I'm paginating through an API and looking for something like map_while, but I cannot find the appropriate function in purrr. map_if is a no-go because I need to know the result of the computation during the loop.
Here are the two patterns I'm curious to replace:
Pattern 1: for loop + break
for (i in seq_along(x)) {
## do something ##
if (something) break
}
Pattern 2: while loop
cond <- TRUE
while(cond) {
## do something ##
if (something) {
cond <- FALSE
}
}
Recursion would be a functional-style alternative. Search for "functional alternative while" to get some inspiration.
Practically, I would use a small loop only to collect the paginated data (i.e. don't do more than absolutely necessary inside the loop's body), and then process it purrr- or dplyr-style.
The advantage of*apply()/map*() style approaches are semantic ones: When you see a lapply() you know that
Your code will return a list
it won't do anything else (no side effects)

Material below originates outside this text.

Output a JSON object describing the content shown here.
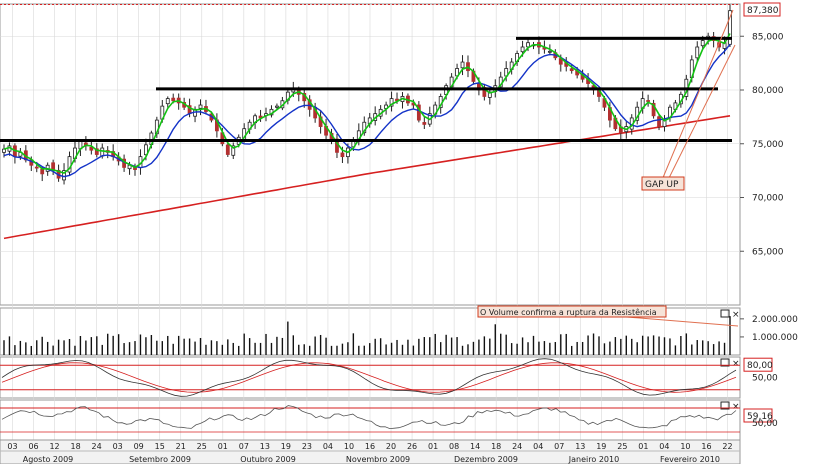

each iteration is Independent of the others
In an if/while loop anything can happen und you have to read and understand the loop to know what's going on really.
Now you already know the criteria I lised for apply() arent true for your problem, so that approach is not the right one. Sometimes its perfectly fine to use a for loop. For a for loop, you at least know the exact number of iterations. For a while loop you don't even know that. I would use those constructs in that order:
use *apply/map* if the problem fits the criteria describes aboved
use for if you know the number of iterations. You might use for with break if you know the maximum number of iterations but the code might exit early
use while if you even don't know that
use recursion as @klmr suggested if the problem can be elegantly solved this way (but be aware that for large problems, recursion has disadvantages over loops)
.
A while back I had the same problem (paginating through an API) and I ended up applying a repeat( // break()) style loop.
The reason was that it was impossible to know in advance the number of pages with meaningful result, so a for() loop was not feasible and I had to keep iterating until finding an empty page.
This was the (simplified) construction:
i <- 1
result <- data.frame()
repeat({
data <- scrape_the_api(page = i)
if(nrow(data)==0) break() # the end was reached...
result <- rbind(result, data)
i <- i +1
})
some_fancy_processing(result)
This construction makes sure the API is called at least once, and breaks once an empty result is returned.